The tone set by the reporter just made me discount all the quotes, nevermind how idiotic they were. Ever since I was interviewed back in college and my statements butchered I've put little stock in reporter's ability or desire to accurately portray their source, and other events have only reaffirmed this. However, I've now skimmed the article and the reporter didn't do most of the hype. It's a theoretical paper of sorts, but seems more like a review for a wide audience or even the general public, and seems out of place in the journal. The article also made me doubt Schwartz's understanding of evolution, presents no new data, no experiments, no applicable mathematical modeling, no anything, which makes the "Darwin refuted" claim pathetic.

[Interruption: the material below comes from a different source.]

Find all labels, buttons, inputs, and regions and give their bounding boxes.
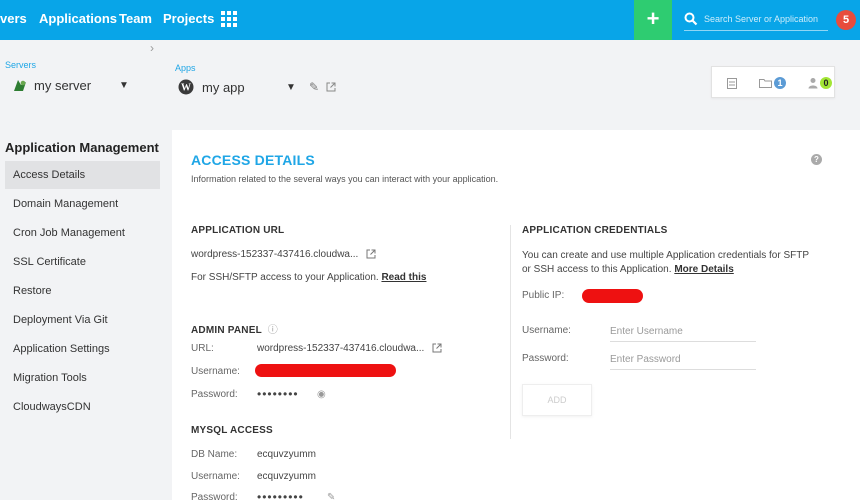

"In the evolutionary theory debates, the battle between the gradual change camp and the punctuated equilibrium camp has been going on for a long long time. As an antro major, we discussed both ideas in class, but really never talked about 'what if it's both'."
Gould and Eldredge explicitly stated that punctuated equilibrium and gradualism are not mutually exclusive. It's actually a little bit funnier than that. When Gould and Eldredge came out with punctuated equilibrium, those that they pegged as gradualists felt like they had been caricatured as slavishly holding to uniformitarianism and disallowing any role to great environmental change. Punk Eek is however a great way of describing things. Read more about it at talk.origins.
The actual article is available from The Anatomical Record Part B: The New Anatomist" volume 289B, Issue 1 , Pages 38 - 46. The abstract's free, although the article itself may require a subscription or university account. The flareup seems to be with this sentence in the abstract (I haven't read more yet): "In evolutionary terms, extreme spikes in environmental stress make possible the emergence of new genetic and consequent developmental and epigenetic networks, and thus also the emergence of potentially new morphological traits, without invoking geographic or other isolating mechanisms." In other words, a change in the environment puts organisms under extreme stress, overloading the ability of various DNA repair mechanisms to counteract DNA damage and mutation, occasionally resulting in novel, beneficial mutations. Several other posters have already said this really isn't anything new, for instance it's known that some bacteria actively mutate their DNA in response to extreme environmental stress. The author (Schwartz) may be hyping his claims some, but really it looks like a case of the reporter going gonzo, and might be a creationist yahoo to boot.